Basically, the law will not dictate to you how to dispose of your property. If, like William Shakespeare, you want to leave only your second best bed to your wife, then so be it. Well, as you can imagine, this kind of freedom led to some bizarre dispositions and the law had to step in to ensure, at least, that relations, especially spouses and children are not hard done by the sort of “caprice or passion” described above. Different jurisdictions have different laws to address this.

In Nigeria, apart from statutory law, customary law and Islamic law can limit a person’s testamentary freedom. The Wills laws of some states like the English Inheritance (Provision for Family and Dependents) Act 1975 provide that a testator must make reasonable financial provision for members of their immediate family. For instance, section 2 (1) of the Wills Law of Lagos State provides that:

“… where a person dies and is survived by any of the following persons – (a) the wife or wives or husband of the deceased; and (b) a child or children of the deceased – that person or those persons may apply to the court for an order on the ground that the disposition of the deceased estate effected by the will is not such to make reasonable financial provision for the applicant.”
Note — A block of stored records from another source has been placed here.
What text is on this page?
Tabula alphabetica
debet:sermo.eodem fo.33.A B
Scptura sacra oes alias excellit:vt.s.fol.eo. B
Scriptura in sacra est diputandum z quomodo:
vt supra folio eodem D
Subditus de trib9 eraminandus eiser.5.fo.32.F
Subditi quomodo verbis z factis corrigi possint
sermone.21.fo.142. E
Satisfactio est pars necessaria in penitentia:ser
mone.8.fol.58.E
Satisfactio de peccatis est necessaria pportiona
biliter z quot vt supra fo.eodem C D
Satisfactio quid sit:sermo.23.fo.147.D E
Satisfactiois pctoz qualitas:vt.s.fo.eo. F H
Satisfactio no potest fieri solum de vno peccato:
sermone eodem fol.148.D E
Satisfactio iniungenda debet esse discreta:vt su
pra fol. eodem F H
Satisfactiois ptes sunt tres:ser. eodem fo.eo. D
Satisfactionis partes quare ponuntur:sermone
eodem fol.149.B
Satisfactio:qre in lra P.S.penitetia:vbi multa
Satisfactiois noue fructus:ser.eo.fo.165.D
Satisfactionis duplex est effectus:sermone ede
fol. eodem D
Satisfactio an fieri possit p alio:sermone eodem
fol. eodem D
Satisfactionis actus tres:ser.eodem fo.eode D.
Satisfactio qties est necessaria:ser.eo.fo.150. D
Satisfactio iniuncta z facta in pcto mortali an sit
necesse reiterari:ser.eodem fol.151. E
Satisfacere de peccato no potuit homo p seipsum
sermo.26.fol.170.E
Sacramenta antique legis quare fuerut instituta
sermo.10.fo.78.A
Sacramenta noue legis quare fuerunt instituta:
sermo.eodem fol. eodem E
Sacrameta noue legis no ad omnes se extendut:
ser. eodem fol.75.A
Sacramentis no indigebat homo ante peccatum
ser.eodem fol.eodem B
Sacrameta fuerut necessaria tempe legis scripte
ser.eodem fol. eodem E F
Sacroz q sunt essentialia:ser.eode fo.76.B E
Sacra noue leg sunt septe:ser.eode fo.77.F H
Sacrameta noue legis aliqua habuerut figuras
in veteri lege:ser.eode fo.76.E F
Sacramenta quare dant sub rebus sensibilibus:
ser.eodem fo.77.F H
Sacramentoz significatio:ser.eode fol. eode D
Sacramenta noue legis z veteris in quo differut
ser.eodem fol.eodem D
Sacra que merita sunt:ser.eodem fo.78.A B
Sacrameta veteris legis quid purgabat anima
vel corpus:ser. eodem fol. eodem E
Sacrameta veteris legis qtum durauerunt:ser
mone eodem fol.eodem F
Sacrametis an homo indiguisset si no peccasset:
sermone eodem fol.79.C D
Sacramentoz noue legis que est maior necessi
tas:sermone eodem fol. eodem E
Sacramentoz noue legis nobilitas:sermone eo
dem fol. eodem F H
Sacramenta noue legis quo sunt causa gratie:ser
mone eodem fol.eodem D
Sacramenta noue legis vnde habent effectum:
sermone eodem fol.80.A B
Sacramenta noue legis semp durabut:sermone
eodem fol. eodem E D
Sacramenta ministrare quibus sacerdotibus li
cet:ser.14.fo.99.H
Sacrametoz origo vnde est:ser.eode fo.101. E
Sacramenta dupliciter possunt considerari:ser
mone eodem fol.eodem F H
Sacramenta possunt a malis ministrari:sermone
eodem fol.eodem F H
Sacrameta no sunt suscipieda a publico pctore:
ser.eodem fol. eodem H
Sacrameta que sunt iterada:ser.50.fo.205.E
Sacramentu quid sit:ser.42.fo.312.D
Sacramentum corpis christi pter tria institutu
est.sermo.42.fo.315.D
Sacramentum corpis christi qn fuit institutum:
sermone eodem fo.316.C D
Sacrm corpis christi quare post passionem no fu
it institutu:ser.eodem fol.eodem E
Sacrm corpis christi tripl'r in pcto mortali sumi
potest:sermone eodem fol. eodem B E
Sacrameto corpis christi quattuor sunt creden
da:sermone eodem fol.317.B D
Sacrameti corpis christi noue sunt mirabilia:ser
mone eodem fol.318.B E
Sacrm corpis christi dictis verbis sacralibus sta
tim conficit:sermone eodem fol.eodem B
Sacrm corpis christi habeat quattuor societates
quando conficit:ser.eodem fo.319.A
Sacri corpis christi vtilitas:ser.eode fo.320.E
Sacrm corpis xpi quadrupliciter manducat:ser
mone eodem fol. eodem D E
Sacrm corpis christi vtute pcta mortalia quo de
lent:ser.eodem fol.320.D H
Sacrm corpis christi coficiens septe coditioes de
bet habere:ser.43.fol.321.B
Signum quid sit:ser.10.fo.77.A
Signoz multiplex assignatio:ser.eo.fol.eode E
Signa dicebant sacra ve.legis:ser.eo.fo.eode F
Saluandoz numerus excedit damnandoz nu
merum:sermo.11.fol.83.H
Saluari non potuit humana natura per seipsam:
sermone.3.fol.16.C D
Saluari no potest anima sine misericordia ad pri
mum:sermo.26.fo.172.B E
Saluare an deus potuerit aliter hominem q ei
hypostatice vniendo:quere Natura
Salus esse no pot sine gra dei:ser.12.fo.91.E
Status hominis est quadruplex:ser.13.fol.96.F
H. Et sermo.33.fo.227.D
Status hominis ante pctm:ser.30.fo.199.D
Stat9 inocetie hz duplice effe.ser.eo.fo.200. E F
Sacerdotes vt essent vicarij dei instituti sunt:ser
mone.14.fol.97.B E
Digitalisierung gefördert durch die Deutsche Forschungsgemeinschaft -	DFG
Section 2 (2) defines “reasonable financial provision” as “… such financial provision as it would be reasonable in all the circumstances of the case for husband or wife or wives to receive, whether or not that provision is required for the applicant’s maintenance.”Those eligible to apply under the section have 6 months from the grant of probate to do so.

In the English case of Re Coventry, deceased [1980] Ch., Goff LJ stated that, “[w]hat is proper maintenance must in all cases depend upon all the facts and circumstances of the particular case being considered at the time, but I think it is clear on the one hand that one must not put too limited a meaning on it; it does not mean just enough to enable a person to get by; on the other hand, it does not mean anything which may be regarded as reasonably desirable for his general benefit or welfare.”

In the Republic of Ireland, surviving spouses are entitled to something called a legal right share. Section 111 of the Succession Act 1965 (1965 Act) provides that if the testator leaves a spouse and no children, the spouse gets one-half of the deceased’s estate. If the testator leaves a spouse and children then the spouse gets one-third of the estate. This legal right share takes priority over all other gifts should the spouse elect to take it. It automatically kicks in where the deceased spouse leaves nothing in his will to the surviving spouse. Under section 117 of the 1965 Act, children can apply to the court to make an order for proper provision for the child(ren) where the court finds that the testator/parent failed in his moral duty to make proper provision for the child in accordance with his means. Where a court finds such failure and varies the will to make provision for the child, the court’s order will affect every other gift but the legal right share of a surviving spouse.

In both the jurisdictions the courts have made orders providing for children who were either left out of their parents’ will or inadequately provided for even where the children were estranged from the testator such as in the recent case of Ilott v Mitson Michael Peter Lane& Ors.([2015] Fam Law 1196) where the testator left nothing to her only daughter who was living in poverty and instead gifted all her property to three charities. In that case the court made provision for the daughter to receive an amount that covered the purchase of the house she was living in with her family, and a lump sum to take care of her immediate needs.

The moral of the story is that while you may want to use your will to make a statement to your family members after you are gone, the courts may interfere with that statement to make sure that you have met your moral and other obligations according to statute, customary law or Islamic law.